De commissie stelde dit rapport al in september 2010 voor aan de raad. Het is trouwens niet het enige rapport. Ook de Veiligheidsraad kwam op 31 mei 2010 bijeen om de Israëlische militaire operatie te bespreken. In opvolging daarvan heeft de secretaris-generaal een onderzoekspanel onder leiding van Geoffrey Palmer opgericht, dat op 15 september 2010 een eerste voortgangsrapport heeft voorgelegd. Daarnaast is Israël zelf op 14 juni 2010 overgegaan tot de instelling van een speciale commissie, de zogenaamde commissie-Turkel, bestaande uit drie Israëli's en twee buitenlandse waarnemers. Die commissie diende na te gaan of de handelswijze van Israël in de lijn lag van het internationale recht. Ze publiceerde het eerste deel van haar rapport in januari 2011.

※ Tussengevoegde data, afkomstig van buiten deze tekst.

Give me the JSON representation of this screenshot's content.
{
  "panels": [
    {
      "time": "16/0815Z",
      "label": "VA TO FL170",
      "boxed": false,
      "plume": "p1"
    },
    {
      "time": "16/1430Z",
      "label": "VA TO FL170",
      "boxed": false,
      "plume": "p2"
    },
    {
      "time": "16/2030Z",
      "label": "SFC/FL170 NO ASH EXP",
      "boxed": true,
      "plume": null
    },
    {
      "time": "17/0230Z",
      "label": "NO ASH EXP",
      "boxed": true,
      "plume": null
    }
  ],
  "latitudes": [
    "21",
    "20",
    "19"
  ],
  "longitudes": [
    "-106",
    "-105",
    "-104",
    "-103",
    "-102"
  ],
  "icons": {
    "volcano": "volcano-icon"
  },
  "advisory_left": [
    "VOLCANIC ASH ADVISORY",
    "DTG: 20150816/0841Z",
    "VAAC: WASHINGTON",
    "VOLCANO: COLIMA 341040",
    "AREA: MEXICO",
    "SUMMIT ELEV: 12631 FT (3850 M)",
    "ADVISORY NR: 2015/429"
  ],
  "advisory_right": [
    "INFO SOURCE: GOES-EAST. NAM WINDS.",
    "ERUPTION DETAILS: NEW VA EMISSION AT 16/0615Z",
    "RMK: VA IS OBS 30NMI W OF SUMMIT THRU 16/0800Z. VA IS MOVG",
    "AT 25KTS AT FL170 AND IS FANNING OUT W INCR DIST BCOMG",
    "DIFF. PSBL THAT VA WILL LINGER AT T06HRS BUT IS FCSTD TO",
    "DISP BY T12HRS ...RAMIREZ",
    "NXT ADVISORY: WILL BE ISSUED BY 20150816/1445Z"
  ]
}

De Belgische positie werd uiteengezet in een persbericht van de Ministerraad op 4 juni 2010. Ik had eerder zelf mijn verontwaardiging geuit over de Israëlische militaire operatie en over het gebruik van disproportioneel machtsvertoon. Ik had dezelfde dag de ambassadeur van Israël in Brussel ontboden om uitleg te verstrekken. Ik heb van meet af aan gepleit voor een onafhankelijk onderzoek naar de feiten. Onze ambassadeur bij het Politiek- en Veiligheidscomité van de Europese Unie kreeg de opdracht om de nood van een internationaal onderzoek op te nemen in de verklaring van mevrouw Ashton, Hoge Vertegenwoordiger voor Buitenlandse Zaken en Veiligheidsbeleid van de Europese Unie.

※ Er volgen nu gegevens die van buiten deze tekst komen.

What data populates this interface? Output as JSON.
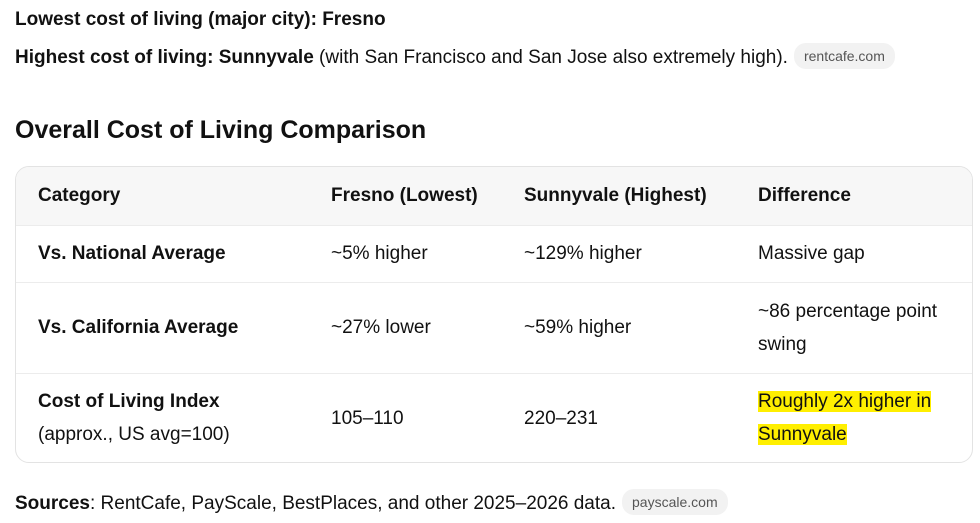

Ondanks onze diplomatieke inspanningen in juni 2010 om eensgezindheid te bevorderen binnen de Mensenrechtenraad en onder de EU-leden van die raad, teneinde de impact van de vraag naar een onderzoek te vergroten, zag België zich genoodzaakt zich samen met de meest EU-partners te onthouden. België betreurt dat het niet mogelijk is gebleken om rond deze aangelegenheid een consensus te bereiken. In onze nationale stemverklaring heeft België echter duidelijk zijn steun voor een internationaal onderzoek herhaald en eraan toegevoegd dat het onderzoek zelf belangrijker is dan een lange discussie over de modaliteiten ervan.

Ik wijs er tevens op dat tijdens de twee laatste sessies van de Mensenrechtenraad, in maart en juni 2011, België de resoluties van de Mensenrechtenraad over de follow-up van het vlootincident heeft gesteund. Het incident met de vloot is dus voor België niet zonder gevolg gebleven. Het is meermaals ter sprake gekomen op verschillende internationale fora. Ik kan verzekeren dat het ook aan bod is gekomen bij bilaterale gesprekken, zowel met Israël als met Turkije.

De heer Bert Anciaux (sp.a). - Ik ben tevreden met het antwoord. Ik had niet verwacht dat België al moeite had gedaan.